Here are some things that we might consider doing:
- We can get informed. We can learn as much as we can about the effects of war on veterans. We can seek to understand and realize as much as possible what they will be facing as they return home.
- We can encourage our churches our places of worship to also become informed so as to know best how to receive and welcome veterans with as much ease and support as possible.
- We can seek political, administrative, social, and economic structural and institutional support for our returning veterans. They will need ongoing assistance to reintegrate back into civilian life.
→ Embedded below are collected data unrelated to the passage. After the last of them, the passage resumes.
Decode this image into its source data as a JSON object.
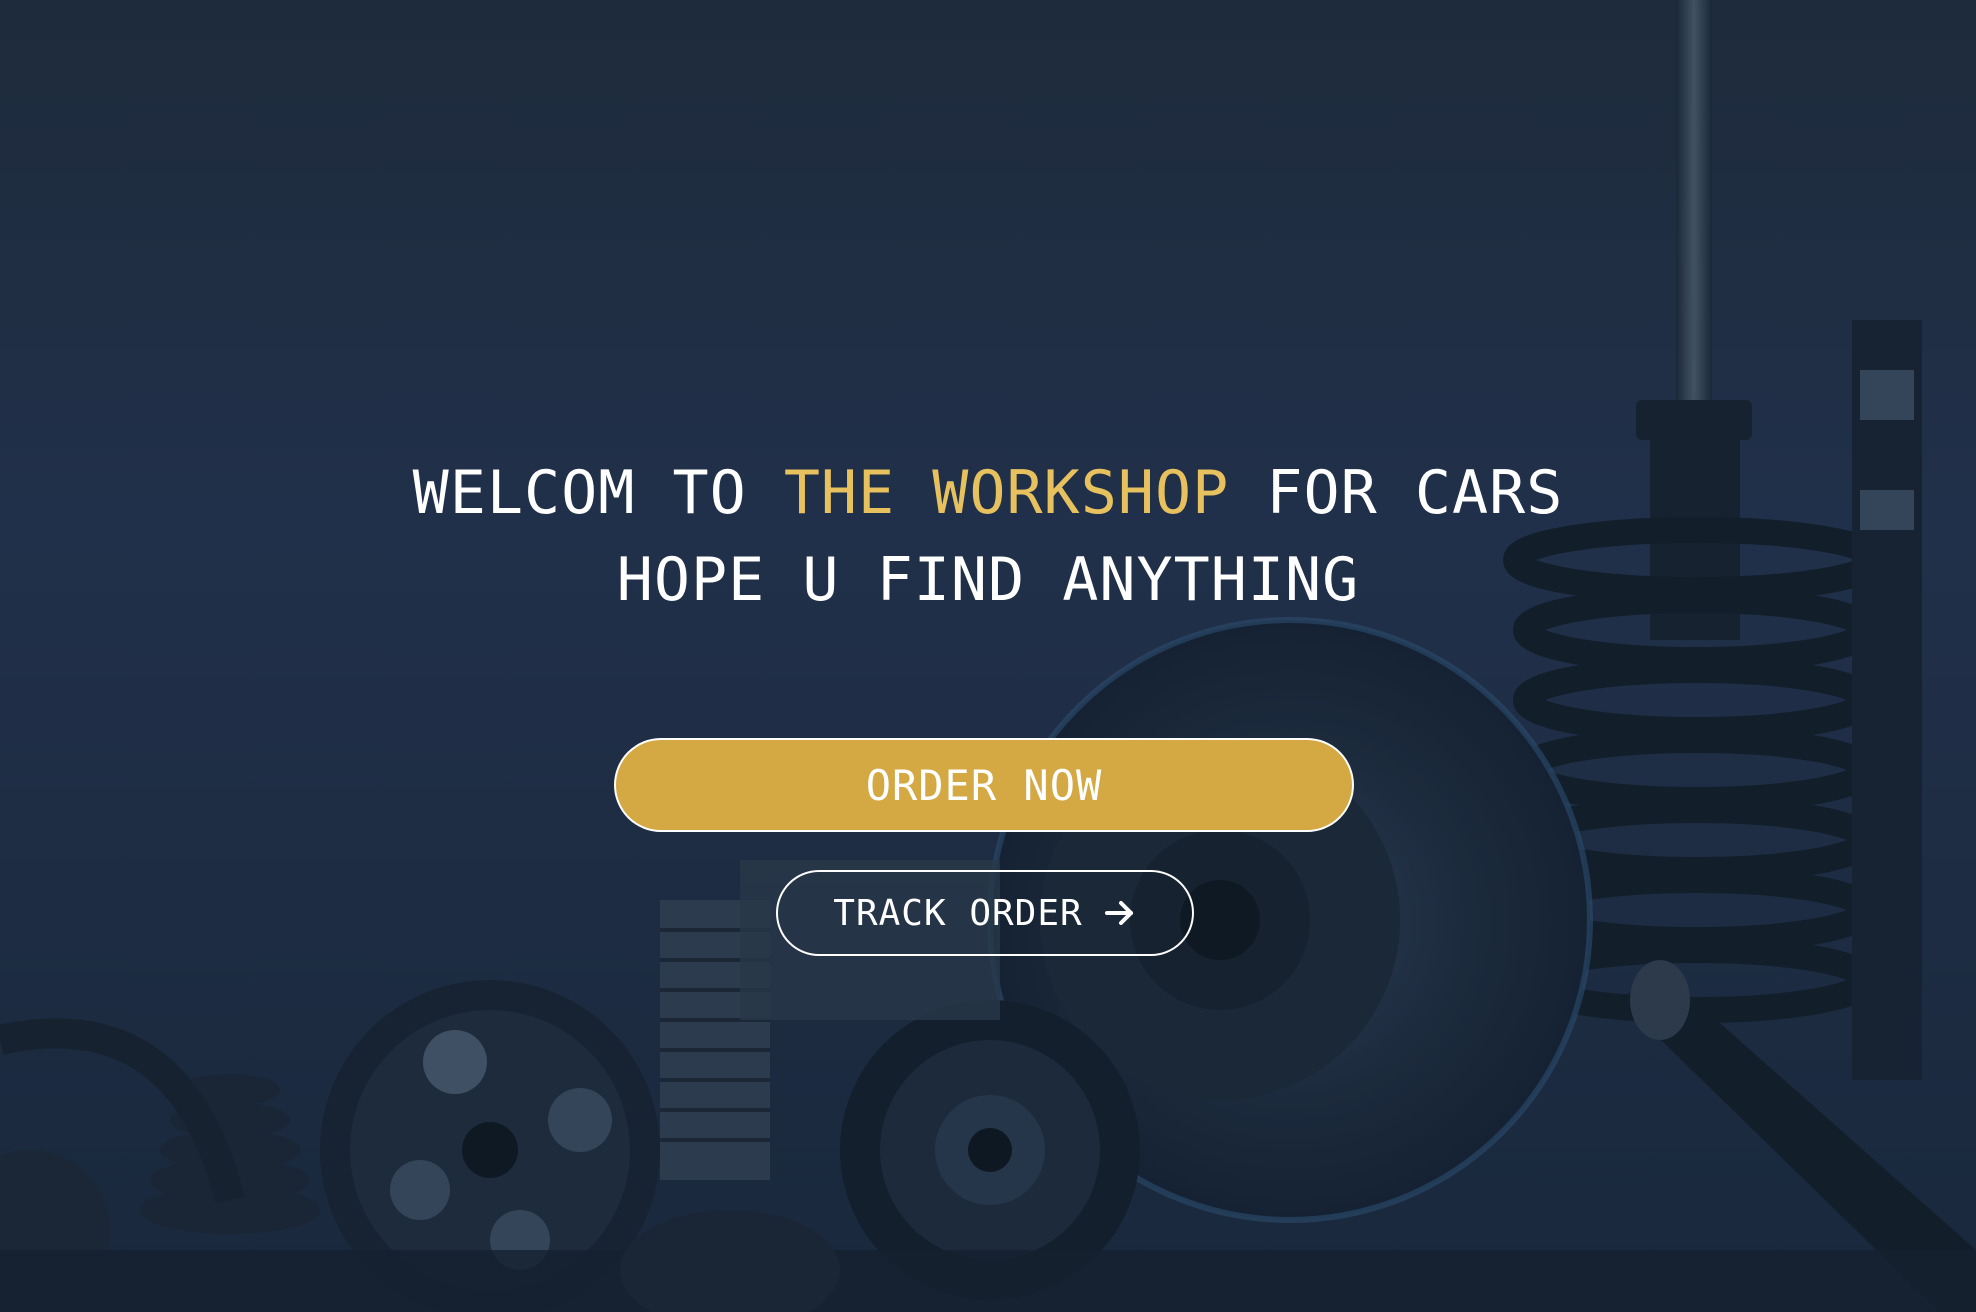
{
  "hero": {
    "line1_part1": "WELCOM TO ",
    "line1_accent": "THE WORKSHOP",
    "line1_part2": " FOR CARS",
    "line2": "HOPE U FIND ANYTHING"
  },
  "buttons": {
    "order_label": "ORDER NOW",
    "track_label": "TRACK ORDER"
  },
  "icons": {
    "track_icon": "arrow-right-icon",
    "background": "car-parts-image"
  },
  "colors": {
    "accent": "#e8c15f",
    "order_button": "#d4a843",
    "background": "#1f2d3f"
  }
}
- We can learn to become listeners and learners rather than presume to teach and direct our returning veterans. They must teach us. We must be willing to hear and learn. Not too long ago, I heard one young veteran tell his story of having had to shoot and kill a ten year old boy while on duty in Afghanistan. There were reasons he did this, good reasons; still, he was not proud of what he had to do. It did something to him. The point is this: They need to tell their stories, as heart rending and painful as they may be for us to hear them. And we need to receive and hear their stories without judgment, condemnation, or with expressions of horror and disgust. For their souls have been wounded by war.
Many of us did not agree with the idea of pursuing these wars in Afghanistan and Iraq, but that does not exclude us from the necessity of taking ownership and responsibility for the wellbeing of our veterans. And such ownership and responsibility means a whole lot more than simply displaying a yellow-ribbon bumper-sticker on our cars saying, “We support our troops!”
Mike, thanks for sharing this. As we've been discovering, there will be so much needed support for returning veterans, and there is much to learn. I'm thankful to be walking this "war healing" journey with you. Peace.